In my view, the spokesperson during a crisis should not be the person who knows the most about the subject. It should be someone with expert credibility but who knows how to get a point across and explain things using examples. In a difficult situation, you need to transmit very simple messages: the sensation of control and communication carries much more weight than what is actually being said. After a plane crash, it is more important to focus on details such as the airport of origin and the emergency procedures in place (medical care provided, patients taken to the hospital, support for family members, etc.) than to make premature guesses about things like the cause of the accident and the definitive passenger list. Conveying an image of control is crucial to building trust. Any hypothesis that is ultimately contradicted by reality will destroy your credibility.
In a difficult situation, you need to transmit very simple messages: the sensation of control and communication carries much more weight than what is actually being said.
New online risks
Thanks to the Internet, there’s no such thing as time limits. The media are constantly generating content, and guidelines and criteria regarding the sensitivity of communication teams need to be established. Because there is no longer any downtime, information and decision-making are not focused on a single person but on a group. Nevertheless, the basics of crisis communication are essentially the same in online and offline media. In online media, things move faster—sometimes at dizzying speed—but the most important thing is still to listen and understand your audiences. Thanks to social media, you can do this very quickly.

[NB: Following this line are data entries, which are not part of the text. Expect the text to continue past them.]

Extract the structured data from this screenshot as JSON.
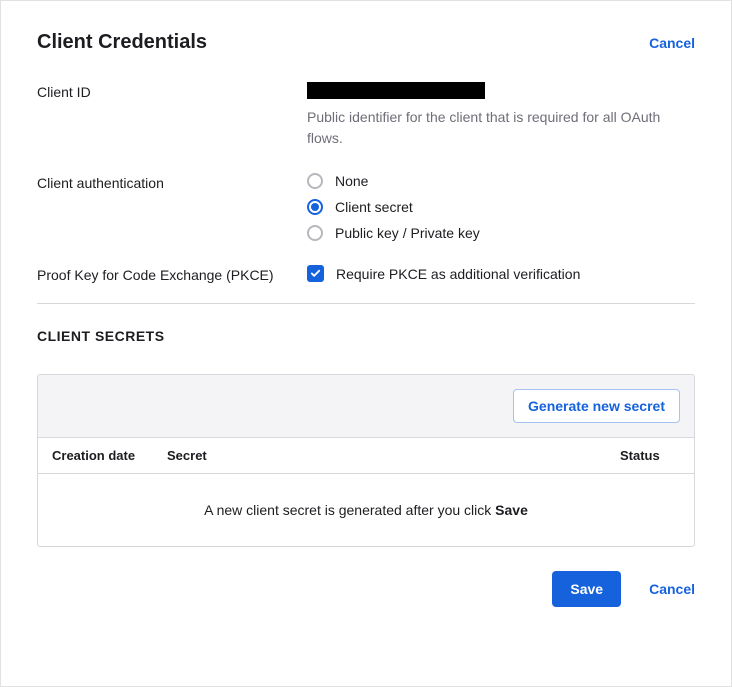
{
  "header": {
    "title": "Client Credentials",
    "cancel": "Cancel"
  },
  "clientId": {
    "label": "Client ID",
    "help": "Public identifier for the client that is required for all OAuth flows."
  },
  "auth": {
    "label": "Client authentication",
    "options": {
      "none": "None",
      "secret": "Client secret",
      "pkpk": "Public key / Private key"
    },
    "selected": "secret"
  },
  "pkce": {
    "label": "Proof Key for Code Exchange (PKCE)",
    "option": "Require PKCE as additional verification",
    "checked": true
  },
  "secrets": {
    "heading": "CLIENT SECRETS",
    "generate": "Generate new secret",
    "columns": {
      "date": "Creation date",
      "secret": "Secret",
      "status": "Status"
    },
    "emptyPrefix": "A new client secret is generated after you click ",
    "emptySaveWord": "Save"
  },
  "footer": {
    "save": "Save",
    "cancel": "Cancel"
  }
}
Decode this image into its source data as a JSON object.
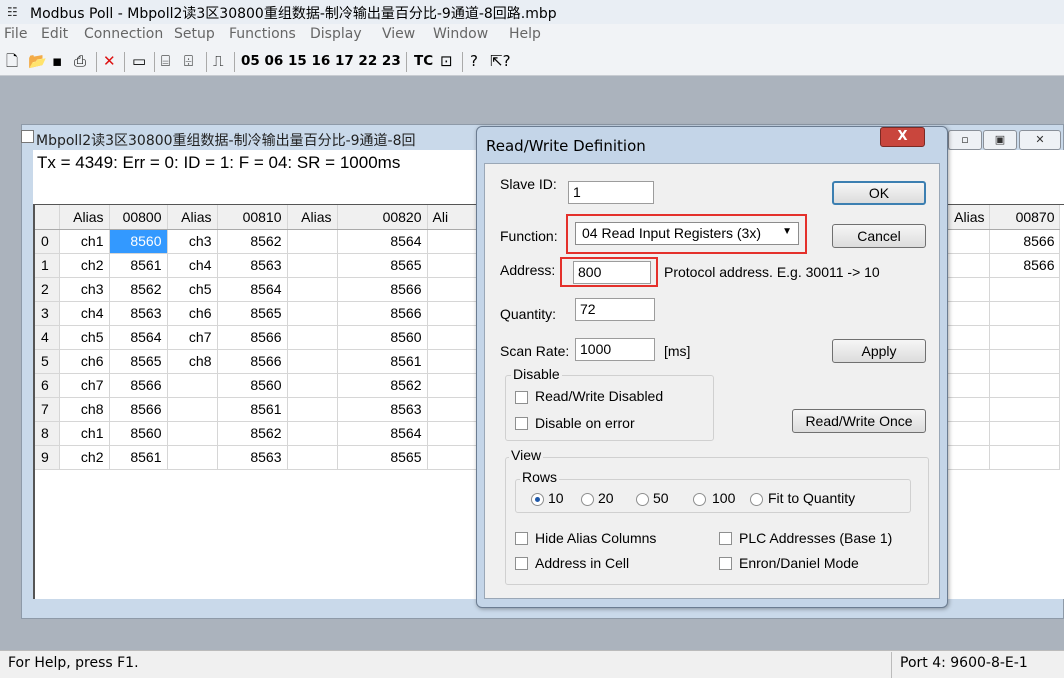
{
  "app": {
    "title": "Modbus Poll - Mbpoll2读3区30800重组数据-制冷输出量百分比-9通道-8回路.mbp"
  },
  "menu": [
    "File",
    "Edit",
    "Connection",
    "Setup",
    "Functions",
    "Display",
    "View",
    "Window",
    "Help"
  ],
  "toolbar": {
    "function_codes": "05 06 15 16 17 22 23",
    "tc_label": "TC"
  },
  "child_window": {
    "title": "Mbpoll2读3区30800重组数据-制冷输出量百分比-9通道-8回",
    "status": "Tx = 4349: Err = 0: ID = 1: F = 04: SR = 1000ms"
  },
  "grid": {
    "headers": [
      "Alias",
      "00800",
      "Alias",
      "00810",
      "Alias",
      "00820",
      "Ali"
    ],
    "rows": [
      {
        "idx": "0",
        "a1": "ch1",
        "v1": "8560",
        "a2": "ch3",
        "v2": "8562",
        "a3": "",
        "v3": "8564"
      },
      {
        "idx": "1",
        "a1": "ch2",
        "v1": "8561",
        "a2": "ch4",
        "v2": "8563",
        "a3": "",
        "v3": "8565"
      },
      {
        "idx": "2",
        "a1": "ch3",
        "v1": "8562",
        "a2": "ch5",
        "v2": "8564",
        "a3": "",
        "v3": "8566"
      },
      {
        "idx": "3",
        "a1": "ch4",
        "v1": "8563",
        "a2": "ch6",
        "v2": "8565",
        "a3": "",
        "v3": "8566"
      },
      {
        "idx": "4",
        "a1": "ch5",
        "v1": "8564",
        "a2": "ch7",
        "v2": "8566",
        "a3": "",
        "v3": "8560"
      },
      {
        "idx": "5",
        "a1": "ch6",
        "v1": "8565",
        "a2": "ch8",
        "v2": "8566",
        "a3": "",
        "v3": "8561"
      },
      {
        "idx": "6",
        "a1": "ch7",
        "v1": "8566",
        "a2": "",
        "v2": "8560",
        "a3": "",
        "v3": "8562"
      },
      {
        "idx": "7",
        "a1": "ch8",
        "v1": "8566",
        "a2": "",
        "v2": "8561",
        "a3": "",
        "v3": "8563"
      },
      {
        "idx": "8",
        "a1": "ch1",
        "v1": "8560",
        "a2": "",
        "v2": "8562",
        "a3": "",
        "v3": "8564"
      },
      {
        "idx": "9",
        "a1": "ch2",
        "v1": "8561",
        "a2": "",
        "v2": "8563",
        "a3": "",
        "v3": "8565"
      }
    ],
    "right_headers": [
      "Alias",
      "00870"
    ],
    "right_values": [
      "8566",
      "8566"
    ]
  },
  "dialog": {
    "title": "Read/Write Definition",
    "slave_id_label": "Slave ID:",
    "slave_id": "1",
    "function_label": "Function:",
    "function_value": "04 Read Input Registers (3x)",
    "address_label": "Address:",
    "address_value": "800",
    "address_hint": "Protocol address. E.g. 30011 -> 10",
    "quantity_label": "Quantity:",
    "quantity_value": "72",
    "scan_rate_label": "Scan Rate:",
    "scan_rate_value": "1000",
    "scan_rate_unit": "[ms]",
    "ok": "OK",
    "cancel": "Cancel",
    "apply": "Apply",
    "read_write_once": "Read/Write Once",
    "disable_group": "Disable",
    "rw_disabled": "Read/Write Disabled",
    "disable_on_error": "Disable on error",
    "view_group": "View",
    "rows_group": "Rows",
    "rows_options": [
      "10",
      "20",
      "50",
      "100",
      "Fit to Quantity"
    ],
    "hide_alias": "Hide Alias Columns",
    "plc_addresses": "PLC Addresses (Base 1)",
    "address_in_cell": "Address in Cell",
    "enron_mode": "Enron/Daniel Mode"
  },
  "statusbar": {
    "help": "For Help, press F1.",
    "port": "Port 4: 9600-8-E-1"
  }
}
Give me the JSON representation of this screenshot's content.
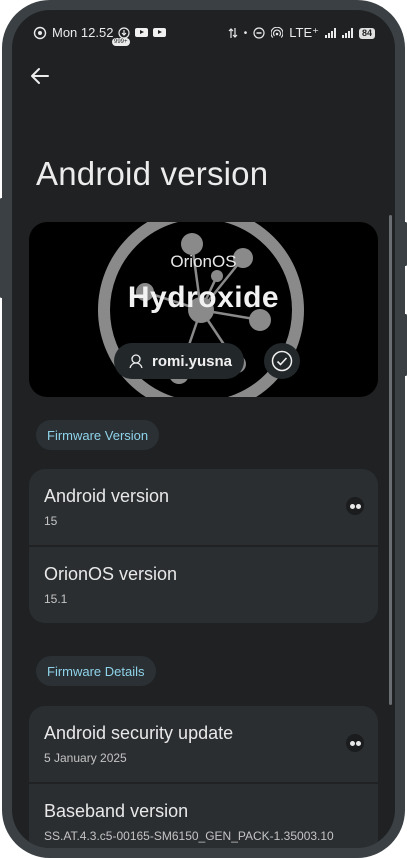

After a crisis, you have to analyze what’s been done and control the damage to the company’s reputation. Moreover, a truly large-scale crisis can cause aftershocks—like an earthquake—so people suffer more because they know what can happen again. After a crisis, the authorities ramp up their inspection measures in the affected sector, and irregularities usually emerge. The media and consumers are hypersensitized, and even those who are used to dealing with risk (pilots, machine operators, key decision-makers) become more nervous, increasing the likelihood that mistakes will be made. After a crisis—accident, spill, fire, product contamination, etc.—the combination of these factors often leads to new aftershocks, to which the public generally overreacts.
One final recommendation: don’t lie. In a crisis, everything comes out eventually. You can control the information and the pace at which it is released, but you must never lie. And remember that it’s very important to cater to your company’s internal audience—the first ambassadors of peace or conflict. Peer-to-peer communication is much more credible than communication through any media outlet.